La Tourterelle orientale (Streptopelia orientalis) ressemble étroitement à la Tourterelle des bois (S. turtur) mais il en diffère par sa taille légèrement plus grande (+ 15 % environ), ses couvertures et ses scapulaires ocre-brun et non pas orange-roux et dont le centre sombre est plus large et plus diffus, la présence de deux étroites barres alaires pâles le long des grandes et moyennes couvertures alaires, une zone gris-bleuté des ailes plus sombre, une poitrine gris-rose plus sombre, un croupion d’un gris-bleu plus sombre et une zone de peau nue autour des yeux plus étroite. Les juvéniles et les oiseaux de premier hiver sont plus ternes et sont encore plus difficiles à différencier, d’autant plus que les variations individuelles sont nombreuses. Son vol est plus lent et plus direct que celui de la Tourterelle des bois, et son chant est également différent : c’est un roucoulement qui rappelle un peu celui du Pigeon ramier (Columba palumbus), étouffé et irrégulier, que l’on pourrait retranscrire par « kruuu, ku-kruuu, Ooh ».  

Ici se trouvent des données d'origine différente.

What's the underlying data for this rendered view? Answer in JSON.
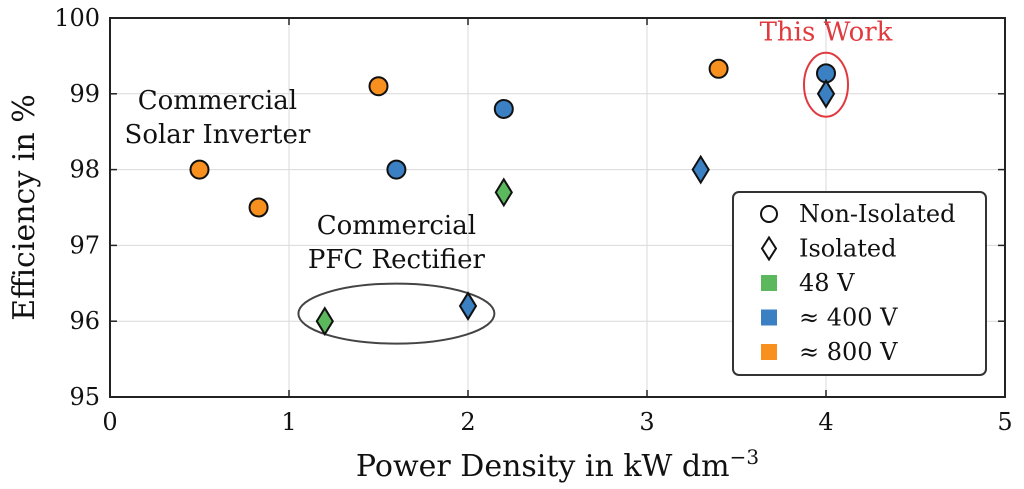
{
  "chart_data": {
    "type": "scatter",
    "xlabel": "Power Density in kW dm",
    "xlabel_superscript": "−3",
    "ylabel": "Efficiency in %",
    "xlim": [
      0,
      5
    ],
    "ylim": [
      95,
      100
    ],
    "xticks": [
      "0",
      "1",
      "2",
      "3",
      "4",
      "5"
    ],
    "yticks": [
      "95",
      "96",
      "97",
      "98",
      "99",
      "100"
    ],
    "grid": true,
    "legend_position": "lower-right",
    "colors": {
      "48V": "#5cb85c",
      "400V": "#3b80c3",
      "800V": "#f7901e",
      "highlight": "#e0393e"
    },
    "points": [
      {
        "x": 0.5,
        "y": 98.0,
        "shape": "circle",
        "voltage": "800V"
      },
      {
        "x": 0.83,
        "y": 97.5,
        "shape": "circle",
        "voltage": "800V"
      },
      {
        "x": 1.5,
        "y": 99.1,
        "shape": "circle",
        "voltage": "800V"
      },
      {
        "x": 3.4,
        "y": 99.33,
        "shape": "circle",
        "voltage": "800V"
      },
      {
        "x": 1.6,
        "y": 98.0,
        "shape": "circle",
        "voltage": "400V"
      },
      {
        "x": 2.2,
        "y": 98.8,
        "shape": "circle",
        "voltage": "400V"
      },
      {
        "x": 4.0,
        "y": 99.27,
        "shape": "circle",
        "voltage": "400V"
      },
      {
        "x": 1.2,
        "y": 96.0,
        "shape": "diamond",
        "voltage": "48V"
      },
      {
        "x": 2.2,
        "y": 97.7,
        "shape": "diamond",
        "voltage": "48V"
      },
      {
        "x": 2.0,
        "y": 96.2,
        "shape": "diamond",
        "voltage": "400V"
      },
      {
        "x": 3.3,
        "y": 98.0,
        "shape": "diamond",
        "voltage": "400V"
      },
      {
        "x": 4.0,
        "y": 99.0,
        "shape": "diamond",
        "voltage": "400V"
      }
    ],
    "annotations": {
      "this_work": "This Work",
      "solar_line1": "Commercial",
      "solar_line2": "Solar Inverter",
      "pfc_line1": "Commercial",
      "pfc_line2": "PFC Rectifier"
    },
    "legend": [
      {
        "label": "Non-Isolated",
        "marker": "circle-outline"
      },
      {
        "label": "Isolated",
        "marker": "diamond-outline"
      },
      {
        "label": "48 V",
        "marker": "square",
        "color": "#5cb85c"
      },
      {
        "label": "≈ 400 V",
        "marker": "square",
        "color": "#3b80c3"
      },
      {
        "label": "≈ 800 V",
        "marker": "square",
        "color": "#f7901e"
      }
    ]
  }
}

Aire de répartition de la Tourterelle orientale

Aire de répartition de la Tourterelle orientale(Streptopelia orientalis) toutes sous-espèces confondues. En rouge, les zones où l’espèce est migratrice, et en vert, celles où elle est sédentaire.
Carte : Ornithomedia.com

La Tourterelle orientale niche dans les zones boisées claires du sud-ouest de l’Oural à l’île de  Sakhaline (Russie), au sud de l’Inde et à la péninsule indochinoise, jusqu’à 4 000 mètres d’altitude. Les populations les plus septentrionales sont migratrices et hivernent au sud de l’Himalaya, parfois jusqu’au Sri Lanka et au centre de la Thaïlande, alors qu’elles sont sédentaires dans les régions subtropicales et tropicales. Dans cette vaste aire de répartition, six sous-espèces sont actuellement reconnues, S. o. meena étant celle ayant l’aire de reproduction la plus occidentale (du sud-ouest de la Sibérie à l’Iran, Afghanistan, Cachemire et Népal).
 
En dehors de la saison de nidification, des Tourterelles orientales originaires de Sibérie peuvent atteindre l’Europe, où c’est une espèce accidentelle très rare, avec par exemple seulement cinq données homologuées en France entre 1981 et 2004, principalement en hiver (lire Observation et identification d’une Tourterelle orientale dans le Lot-et-Garonne en février 2012). Toutefois, étant donné les difficultés d’identification, sa fréquence d’apparition sur notre continent est peut-être sous-estimée : en 1994, le British Birds Rarities Committee avait ainsi rejeté trois des huit données britanniques de l’époque. Toutefois, l’observation en hiver d’une Tourterelle des bois doit alerter les observateurs, cette espèce passant normalement la mauvaise saison en Afrique, malgré l’initiative récente de créer une population sédentaire en Grande-Bretagne (lire Une intéressante tentative de création d’une population sédentaire de Tourterelles des bois en Grande-Bretagne).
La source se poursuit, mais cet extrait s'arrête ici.